During the 1940s, The Progressive adopted an anti-Stalinist view of the Soviet Union.

During the early 1940s, the magazine argued that the United States should stay out of World War II. Following the attack on Pearl Harbor, The Progressive declared its support for the American war effort. However, The Progressive also condemned the dropping of the atom bomb on Hiroshima, in contrast to both The Nation and The New Republics support for the bombing. The Progressive reprinted an essay from The Christian Science Monitor by Richard Lee Strout, arguing that by using the bombs, "The United States has incurred a terrible responsibility to history which now, unfortunately, can never be withdrawn".

In 1947, The Progressive's editors announced they were suspending publication. However, after readers raised $40,000 to save the magazine, The Progressive returned as a monthly magazine issued as a non-profit venture.

In the 1950s, The Progressive criticized McCarthyism, although the magazine agreed that the U.S. government had the right to blacklist members of the Communist Party. The Progressive issued a special issue criticizing McCarthy, McCarthy: A Documented Record in 1954; sections from the issue were read aloud in the U.S. Senate, and it became the magazine's best-selling issue. The Progressive also criticized U.S. nuclear policy and clandestine CIA activity in this period.

In the 1960s, the magazine published five articles by Martin Luther King Jr. and James Baldwin's open letter, "My Dungeon Shook - Letter to my Nephew on the One Hundredth Anniversary of Emancipation", the first section of The Fire Next Time. The Progressive also denounced U.S. involvement in Indochina.

In 1984, The Progressive published "Behind the Death Squads" by Allan Nairn, a critique of U.S. policy in El Salvador.

The Progressive opposed the Persian Gulf War, accusing the George H. W. Bush administration of rejecting any options for peaceful negotiation of the crisis. While condemning Saddam Hussein's government for its abuse of human rights, it accused the Bush administration of hypocrisy for not taking action against other governments that also abused human rights. The magazine also opposed the second Iraq War.

===United States v. Progressive, Inc.===

The forerunner of The Progressive was LaFollette's Magazine, established in Madison, Wisconsin in 1909.

In 1979, The Progressive gained national attention for its article by Howard Morland, "The H-bomb Secret: How we got it and why we're telling it", which the U.S. government suppressed for six months because it contained classified information. The magazine prevailed in a landmark First Amendment case of prior restraint, United States v. Progressive, Inc..
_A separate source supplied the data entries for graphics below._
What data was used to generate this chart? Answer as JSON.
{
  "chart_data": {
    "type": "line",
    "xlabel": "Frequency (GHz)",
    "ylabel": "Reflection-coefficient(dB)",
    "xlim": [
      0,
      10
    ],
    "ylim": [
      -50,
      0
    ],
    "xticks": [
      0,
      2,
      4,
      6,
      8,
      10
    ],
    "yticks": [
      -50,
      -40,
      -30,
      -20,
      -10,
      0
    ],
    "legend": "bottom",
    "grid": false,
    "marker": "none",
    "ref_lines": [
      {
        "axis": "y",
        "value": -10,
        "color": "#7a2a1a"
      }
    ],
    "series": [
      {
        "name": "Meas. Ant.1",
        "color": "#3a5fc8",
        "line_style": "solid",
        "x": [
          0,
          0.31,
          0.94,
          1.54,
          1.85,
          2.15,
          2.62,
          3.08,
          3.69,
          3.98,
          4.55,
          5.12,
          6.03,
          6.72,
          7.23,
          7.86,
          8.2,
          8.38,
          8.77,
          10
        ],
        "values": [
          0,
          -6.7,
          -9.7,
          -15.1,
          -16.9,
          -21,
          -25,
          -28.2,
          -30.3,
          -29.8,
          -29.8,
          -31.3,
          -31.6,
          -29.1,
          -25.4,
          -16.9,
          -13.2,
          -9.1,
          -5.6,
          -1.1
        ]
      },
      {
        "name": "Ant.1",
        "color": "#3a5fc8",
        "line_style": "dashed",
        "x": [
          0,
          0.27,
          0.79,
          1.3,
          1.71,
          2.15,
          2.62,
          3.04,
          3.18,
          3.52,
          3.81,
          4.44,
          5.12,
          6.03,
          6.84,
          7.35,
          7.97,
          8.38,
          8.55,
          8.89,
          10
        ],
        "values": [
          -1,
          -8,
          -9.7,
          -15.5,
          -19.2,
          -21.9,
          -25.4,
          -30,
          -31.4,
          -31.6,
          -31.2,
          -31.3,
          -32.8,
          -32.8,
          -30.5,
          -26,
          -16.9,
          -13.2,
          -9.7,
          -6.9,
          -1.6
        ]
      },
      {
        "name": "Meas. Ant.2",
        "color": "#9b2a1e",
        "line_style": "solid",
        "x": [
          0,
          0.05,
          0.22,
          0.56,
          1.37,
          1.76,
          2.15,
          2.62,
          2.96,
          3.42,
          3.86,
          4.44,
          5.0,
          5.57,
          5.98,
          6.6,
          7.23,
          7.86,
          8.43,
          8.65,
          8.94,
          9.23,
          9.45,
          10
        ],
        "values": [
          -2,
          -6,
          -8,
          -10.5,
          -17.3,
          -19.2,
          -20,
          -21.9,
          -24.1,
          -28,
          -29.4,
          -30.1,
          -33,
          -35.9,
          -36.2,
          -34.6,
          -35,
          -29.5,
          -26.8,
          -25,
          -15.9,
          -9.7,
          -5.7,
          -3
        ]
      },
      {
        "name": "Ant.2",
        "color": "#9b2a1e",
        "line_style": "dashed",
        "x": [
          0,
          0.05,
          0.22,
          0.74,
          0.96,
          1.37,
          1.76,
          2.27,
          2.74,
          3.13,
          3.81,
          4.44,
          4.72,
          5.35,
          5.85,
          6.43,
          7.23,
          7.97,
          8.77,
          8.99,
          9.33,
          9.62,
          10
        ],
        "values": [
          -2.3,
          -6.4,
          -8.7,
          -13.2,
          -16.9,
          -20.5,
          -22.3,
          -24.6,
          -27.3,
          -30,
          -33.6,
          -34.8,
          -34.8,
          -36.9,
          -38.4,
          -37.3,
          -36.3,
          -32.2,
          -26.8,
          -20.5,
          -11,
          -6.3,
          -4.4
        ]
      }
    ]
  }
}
=== 2011 Wisconsin protests ===
Located a few blocks from the Wisconsin State Capitol, The Progressive covered the protests that began in February 2011 in response to Governor Scott Walker's Wisconsin budget repair bill. Madison Magazine named The Progressive's political editor Ruth Conniff as one of its Editors' Choice in 2011 for her "frontline dispatches from inside and outside the State Capitol and the courtroom across the street".

=== 100th anniversary ===
For its 100th year in print, the magazine published a book featuring "some of the best writing in The Progressive from 1909 to 2009" titled Democracy in Print, published by the University of Wisconsin Press.

=== Circulation ===
With a fall to 27,000 subscribers in 1999, in April 2004, following the Iraq War, The Progressive's circulation reached a record 65,000. By 2010, circulation had settled near 47,000.

The Progressive solicits gifts, grants, and sponsorships, publicizing donors who give a total of $5,000 or more per calendar year, according to its website.

== Notable contributors ==
Throughout the years, The Progressive has published articles by Jane Addams, James Baldwin, Louis Brandeis, Noam Chomsky, Clarence Darrow, John Kenneth Galbraith, Charles V. Hamilton, Nat Hentoff, Seymour Hersh, Molly Ivins, June Jordan, Helen Keller, Martin Luther King Jr., Sidney Lens, Jack London, Milton Mayer, A.J. Muste, George Orwell, Marcus Raskin, Bertrand Russell, Edward Said, Carl Sandburg, Upton Sinclair, Lincoln Steffens, I.F. Stone, Norman Thomas, George Wald, James Wechsler and Howard Zinn.

It has also published liberal politicians such as Russ Feingold, J. William Fulbright, Dennis Kucinich, George McGovern, Bernie Sanders, Adlai Stevenson, and Paul Wellstone.